Para a especialista em RH, a mudança de postura do funcionário acontece, justamente, quando ele está em um ambiente de trabalho favorável ao desenvolvimento dele e ao propósito que ele tem para a vida.

“O colaborador começa a dar sinais que não está engajado quando ele não consegue entregar mais a potência que tem. Ele começa a atrasar, a faltar, não interage mais. Esses podem ser sinais de adoecimento e sobrecarga de trabalho. A liderança precisa estar atenta a essas questões”, orienta Dayse Simão.

Entre os fatores que podem estar relacionados aos riscos psicossociais estão situações como sobrecarga de trabalho, assédio, falta de apoio, baixa autonomia e problemas na organização das atividades. O Ministério do Trabalho e Emprego destaca, em sua campanha nacional de 2026, a necessidade de fortalecer uma cultura de prevenção dos riscos psicossociais e de promover ambientes de trabalho seguros e saudáveis.

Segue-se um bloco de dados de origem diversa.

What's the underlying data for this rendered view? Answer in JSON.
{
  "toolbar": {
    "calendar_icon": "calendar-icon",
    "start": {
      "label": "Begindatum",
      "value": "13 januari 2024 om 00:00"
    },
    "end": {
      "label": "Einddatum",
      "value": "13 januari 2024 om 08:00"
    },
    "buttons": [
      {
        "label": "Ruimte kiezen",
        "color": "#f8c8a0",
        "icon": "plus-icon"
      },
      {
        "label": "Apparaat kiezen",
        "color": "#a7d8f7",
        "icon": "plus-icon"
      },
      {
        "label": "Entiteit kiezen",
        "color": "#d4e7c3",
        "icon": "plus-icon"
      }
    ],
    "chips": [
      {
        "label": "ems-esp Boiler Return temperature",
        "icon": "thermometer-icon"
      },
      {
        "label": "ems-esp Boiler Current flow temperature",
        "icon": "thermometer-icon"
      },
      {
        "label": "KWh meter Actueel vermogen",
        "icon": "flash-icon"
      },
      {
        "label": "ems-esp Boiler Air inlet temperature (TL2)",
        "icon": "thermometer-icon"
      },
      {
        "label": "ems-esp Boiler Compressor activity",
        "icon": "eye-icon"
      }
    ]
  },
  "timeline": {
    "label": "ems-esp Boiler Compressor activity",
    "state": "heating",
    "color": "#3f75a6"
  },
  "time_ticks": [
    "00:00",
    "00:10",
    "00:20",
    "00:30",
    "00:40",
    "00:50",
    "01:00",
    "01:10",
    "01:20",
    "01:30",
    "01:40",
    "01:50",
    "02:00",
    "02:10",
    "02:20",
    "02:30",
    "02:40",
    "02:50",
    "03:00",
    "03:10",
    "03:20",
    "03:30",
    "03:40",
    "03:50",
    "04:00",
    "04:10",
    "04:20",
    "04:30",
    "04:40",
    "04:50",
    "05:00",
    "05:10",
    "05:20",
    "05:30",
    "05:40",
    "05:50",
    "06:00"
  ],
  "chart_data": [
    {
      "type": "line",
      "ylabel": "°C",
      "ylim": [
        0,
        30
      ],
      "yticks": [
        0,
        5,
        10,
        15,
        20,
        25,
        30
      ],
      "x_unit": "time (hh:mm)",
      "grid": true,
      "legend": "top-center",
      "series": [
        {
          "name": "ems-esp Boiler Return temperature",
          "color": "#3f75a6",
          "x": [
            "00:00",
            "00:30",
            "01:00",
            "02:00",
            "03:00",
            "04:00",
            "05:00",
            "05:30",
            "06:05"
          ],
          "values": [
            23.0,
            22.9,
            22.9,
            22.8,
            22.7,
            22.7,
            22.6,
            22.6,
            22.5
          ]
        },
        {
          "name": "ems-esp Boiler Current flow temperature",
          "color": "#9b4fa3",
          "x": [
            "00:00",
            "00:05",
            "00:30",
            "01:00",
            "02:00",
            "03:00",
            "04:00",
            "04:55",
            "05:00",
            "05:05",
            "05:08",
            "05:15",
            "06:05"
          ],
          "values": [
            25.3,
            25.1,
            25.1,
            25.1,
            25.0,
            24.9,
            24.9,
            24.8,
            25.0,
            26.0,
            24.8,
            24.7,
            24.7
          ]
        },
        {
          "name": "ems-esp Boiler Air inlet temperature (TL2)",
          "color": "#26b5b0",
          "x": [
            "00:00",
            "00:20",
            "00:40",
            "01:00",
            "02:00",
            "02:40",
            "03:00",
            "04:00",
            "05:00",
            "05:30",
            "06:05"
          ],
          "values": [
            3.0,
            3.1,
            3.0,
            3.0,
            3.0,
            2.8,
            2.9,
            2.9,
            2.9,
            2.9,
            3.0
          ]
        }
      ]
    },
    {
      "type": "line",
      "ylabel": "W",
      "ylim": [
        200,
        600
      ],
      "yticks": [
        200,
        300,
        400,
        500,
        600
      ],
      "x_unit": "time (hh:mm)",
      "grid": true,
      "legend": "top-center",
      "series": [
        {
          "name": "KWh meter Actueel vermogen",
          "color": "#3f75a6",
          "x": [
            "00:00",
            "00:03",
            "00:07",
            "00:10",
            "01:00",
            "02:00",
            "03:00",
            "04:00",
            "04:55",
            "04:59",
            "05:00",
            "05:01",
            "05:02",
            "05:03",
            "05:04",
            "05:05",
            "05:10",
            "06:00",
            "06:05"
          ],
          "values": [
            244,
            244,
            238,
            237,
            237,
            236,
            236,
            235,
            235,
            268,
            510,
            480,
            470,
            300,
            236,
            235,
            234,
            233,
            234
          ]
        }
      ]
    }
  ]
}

A relação entre saúde mental e desempenho também é reconhecida pela Organização Mundial da Saúde (OMS). Segundo a entidade, ambientes de trabalho seguros e saudáveis podem reduzir tensões e conflitos, melhorar a retenção de profissionais, o desempenho e a produtividade. Em contrapartida, ambientes inadequados podem representar riscos para a saúde mental.

Dayse Simão chama a atenção para uma situação muito importante. “Não é sustentável escolher uma carreira apenas pelo salário. Isso deve ser um dos critérios, mas não o único. É preciso analisar o ambiente como um todo, as oportunidades, a valorização, e vivenciar, dessa forma a felicidade plena. Quando os dois lados, funcionários e empresa, se conectam no mesmo propósito o resultado positivo é inevitável e o ambiente de trabalho se torna um lugar onde as pessoas, não apenas necessitam, mas gostam de estar e fazer parte”, acrescenta.

A transformação vai além da criação de espaços de descanso, campanhas motivacionais ou benefícios corporativos. A chamada felicidade no trabalho passa a estar relacionada a questões estruturais: qualidade da liderança, segurança psicológica, respeito, autonomia, desenvolvimento profissional, equilíbrio e sentido atribuído ao trabalho.

A discussão sobre felicidade corporativa acompanha uma transformação mais ampla no mundo do trabalho. Empresas passaram a disputar profissionais não apenas por salário, mas também por cultura, propósito, oportunidades de desenvolvimento e qualidade de vida.

Nesse cenário, a felicidade deixa de ser vista como um conceito superficial ou como sinônimo de descontração no trabalho. Ela passa a ser compreendida como parte de uma agenda que envolve saúde, segurança, relações humanas, liderança e sustentabilidade dos negócios.